As the consulting psychiatrist, what other information do you want to know? Are there any measurement tools you would suggest? What recommendations would you offer, and what kind of education would you offer to the behavioral health provider?

That’s one exercise in “curbside consultation” that psychiatrists attending the lecture “Effective Curbside Consultation” practiced yesterday at APA’s Annual Meeting. Lori Raney, M.D. (pictured above), chair of the APA Work Group on Integrated Care, and John Kern, M.D., director of the Regional Community Mental Health Center in Merrillville, Ind., described the essentials of curbside consultation, modeled several consultations, and then asked attending psychiatrists to practice with each other using hypothetical scenarios like the one described above.

Every consultation with primary care is an opportunity for education, they emphasized.

Curbside consultation with primary care—either directly or through a behavioral health professional who works within the primary care clinic—is an essential skill for psychiatrists participating in collaborative care networks.
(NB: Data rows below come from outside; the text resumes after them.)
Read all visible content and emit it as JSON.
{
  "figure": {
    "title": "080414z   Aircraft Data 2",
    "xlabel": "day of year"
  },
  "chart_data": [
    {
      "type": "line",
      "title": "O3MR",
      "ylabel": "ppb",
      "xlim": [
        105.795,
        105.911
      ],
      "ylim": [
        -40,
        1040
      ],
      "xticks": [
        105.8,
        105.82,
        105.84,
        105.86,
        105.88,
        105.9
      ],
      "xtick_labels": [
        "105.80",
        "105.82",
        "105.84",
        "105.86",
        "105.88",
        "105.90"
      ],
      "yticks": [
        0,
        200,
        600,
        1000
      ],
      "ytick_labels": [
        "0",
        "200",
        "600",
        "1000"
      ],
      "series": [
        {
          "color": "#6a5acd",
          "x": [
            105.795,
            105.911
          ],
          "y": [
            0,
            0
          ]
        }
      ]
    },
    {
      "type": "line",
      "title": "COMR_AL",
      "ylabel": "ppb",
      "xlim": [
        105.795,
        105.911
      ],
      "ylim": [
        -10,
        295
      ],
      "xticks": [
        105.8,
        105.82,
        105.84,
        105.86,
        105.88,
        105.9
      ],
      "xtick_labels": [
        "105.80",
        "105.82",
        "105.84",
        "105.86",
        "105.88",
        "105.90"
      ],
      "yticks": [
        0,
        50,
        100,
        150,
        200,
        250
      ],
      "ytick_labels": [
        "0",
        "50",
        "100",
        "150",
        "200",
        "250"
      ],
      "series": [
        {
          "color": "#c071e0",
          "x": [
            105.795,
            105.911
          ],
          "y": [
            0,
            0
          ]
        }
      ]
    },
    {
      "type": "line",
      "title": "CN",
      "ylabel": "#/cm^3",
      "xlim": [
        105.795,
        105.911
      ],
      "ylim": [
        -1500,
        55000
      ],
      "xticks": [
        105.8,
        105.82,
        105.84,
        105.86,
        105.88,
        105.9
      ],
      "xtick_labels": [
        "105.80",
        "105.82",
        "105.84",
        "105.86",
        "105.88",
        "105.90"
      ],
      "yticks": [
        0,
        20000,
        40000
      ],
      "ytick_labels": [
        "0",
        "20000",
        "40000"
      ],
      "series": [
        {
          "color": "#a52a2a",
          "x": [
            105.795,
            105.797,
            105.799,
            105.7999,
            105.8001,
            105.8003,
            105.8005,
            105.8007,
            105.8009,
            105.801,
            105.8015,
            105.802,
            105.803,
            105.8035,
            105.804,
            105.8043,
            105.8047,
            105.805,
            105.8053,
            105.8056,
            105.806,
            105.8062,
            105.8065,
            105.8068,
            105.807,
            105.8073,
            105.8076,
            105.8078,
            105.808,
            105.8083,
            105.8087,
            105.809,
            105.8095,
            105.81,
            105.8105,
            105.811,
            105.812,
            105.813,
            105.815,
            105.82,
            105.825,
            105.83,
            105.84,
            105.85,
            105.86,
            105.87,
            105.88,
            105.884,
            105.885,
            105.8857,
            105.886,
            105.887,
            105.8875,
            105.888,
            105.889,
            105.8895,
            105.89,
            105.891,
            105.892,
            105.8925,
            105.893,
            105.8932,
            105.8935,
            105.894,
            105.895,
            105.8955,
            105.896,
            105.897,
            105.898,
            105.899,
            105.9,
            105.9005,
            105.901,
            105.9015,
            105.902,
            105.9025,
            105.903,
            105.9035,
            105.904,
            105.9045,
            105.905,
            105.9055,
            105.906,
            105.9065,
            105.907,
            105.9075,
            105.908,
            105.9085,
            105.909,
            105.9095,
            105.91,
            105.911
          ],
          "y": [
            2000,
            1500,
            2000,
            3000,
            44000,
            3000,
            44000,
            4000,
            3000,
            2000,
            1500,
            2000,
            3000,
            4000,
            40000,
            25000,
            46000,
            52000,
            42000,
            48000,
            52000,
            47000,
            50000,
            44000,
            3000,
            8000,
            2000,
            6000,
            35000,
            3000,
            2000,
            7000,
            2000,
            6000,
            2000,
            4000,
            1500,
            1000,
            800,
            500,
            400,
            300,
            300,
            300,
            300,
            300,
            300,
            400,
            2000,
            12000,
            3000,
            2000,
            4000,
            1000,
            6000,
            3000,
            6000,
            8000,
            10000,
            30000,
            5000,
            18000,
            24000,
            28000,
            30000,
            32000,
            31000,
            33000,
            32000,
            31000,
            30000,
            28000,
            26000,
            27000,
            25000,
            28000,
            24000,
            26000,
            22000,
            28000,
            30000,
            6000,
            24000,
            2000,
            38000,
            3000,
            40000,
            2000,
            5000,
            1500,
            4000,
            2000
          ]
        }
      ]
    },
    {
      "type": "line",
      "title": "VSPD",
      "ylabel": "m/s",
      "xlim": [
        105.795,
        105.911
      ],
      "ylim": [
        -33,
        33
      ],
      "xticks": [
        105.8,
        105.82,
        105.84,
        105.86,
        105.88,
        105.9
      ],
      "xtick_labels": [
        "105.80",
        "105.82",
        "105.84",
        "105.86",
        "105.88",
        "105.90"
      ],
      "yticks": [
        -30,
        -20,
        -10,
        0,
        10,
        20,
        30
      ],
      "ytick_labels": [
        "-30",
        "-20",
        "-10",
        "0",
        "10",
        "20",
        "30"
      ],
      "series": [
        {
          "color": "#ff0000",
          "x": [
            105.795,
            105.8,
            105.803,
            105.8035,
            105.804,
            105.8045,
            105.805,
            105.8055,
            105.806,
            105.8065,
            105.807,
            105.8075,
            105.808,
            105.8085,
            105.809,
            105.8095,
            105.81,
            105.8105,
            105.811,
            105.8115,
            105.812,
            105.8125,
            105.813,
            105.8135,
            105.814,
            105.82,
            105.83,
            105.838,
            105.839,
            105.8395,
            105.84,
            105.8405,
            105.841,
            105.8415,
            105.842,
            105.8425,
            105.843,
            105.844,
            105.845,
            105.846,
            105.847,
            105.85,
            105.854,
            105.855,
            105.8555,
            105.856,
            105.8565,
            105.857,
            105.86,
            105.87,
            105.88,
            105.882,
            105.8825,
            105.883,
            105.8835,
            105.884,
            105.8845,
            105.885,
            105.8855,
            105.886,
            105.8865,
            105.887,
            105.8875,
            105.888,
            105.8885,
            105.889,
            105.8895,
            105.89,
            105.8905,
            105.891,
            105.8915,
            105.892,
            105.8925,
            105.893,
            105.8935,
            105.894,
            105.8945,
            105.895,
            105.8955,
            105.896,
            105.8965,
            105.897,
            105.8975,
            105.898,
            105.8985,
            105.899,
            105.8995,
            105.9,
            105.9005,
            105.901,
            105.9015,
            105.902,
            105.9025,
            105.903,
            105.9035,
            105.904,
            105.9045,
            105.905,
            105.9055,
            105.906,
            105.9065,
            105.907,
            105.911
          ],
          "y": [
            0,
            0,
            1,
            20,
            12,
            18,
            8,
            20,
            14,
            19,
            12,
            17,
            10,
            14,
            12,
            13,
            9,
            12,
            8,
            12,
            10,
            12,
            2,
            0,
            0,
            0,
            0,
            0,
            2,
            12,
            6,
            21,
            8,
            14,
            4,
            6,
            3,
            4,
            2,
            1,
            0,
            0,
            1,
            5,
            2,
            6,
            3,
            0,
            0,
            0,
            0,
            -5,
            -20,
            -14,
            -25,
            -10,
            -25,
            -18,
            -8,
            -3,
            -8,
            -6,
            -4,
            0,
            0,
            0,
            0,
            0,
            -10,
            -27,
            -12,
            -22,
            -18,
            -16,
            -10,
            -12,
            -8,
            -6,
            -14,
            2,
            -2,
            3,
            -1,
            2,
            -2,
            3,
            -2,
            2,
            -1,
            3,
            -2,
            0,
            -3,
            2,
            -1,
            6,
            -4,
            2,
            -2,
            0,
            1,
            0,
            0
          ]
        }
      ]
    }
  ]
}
Psychiatrists need to be readily available to consult—within two hours of the initial request—and should be welcoming to primary care physicians who may be anxious and worried about a case. “‘I’m here to help you. How can I help you?’ should be your mantra,” Raney said.

“Curbside consultation boils down to how much information we can translate to the primary care physician in three to six minutes,” Raney said. “But it’s more than merely giving someone information. It’s about educating primary care doctors about behavioral and mental health.”

Raney and Kern said the top reasons that primary care physicians call psychiatrists for consults are medication choice, diagnosis clarification, information about behavioral interventions, and general education. The top disorders that primary care physicians call about are anxiety disorders, major depression, substance use, and “difficult” patients.

Raney and Kern also emphasized that psychiatrists should be ready and willing to consult about all manner of behavioral issues, regardless of specialty training. “Just because you are a general psychiatrist, you can’t say, ‘I don’t do child psychiatry,’” Kern said.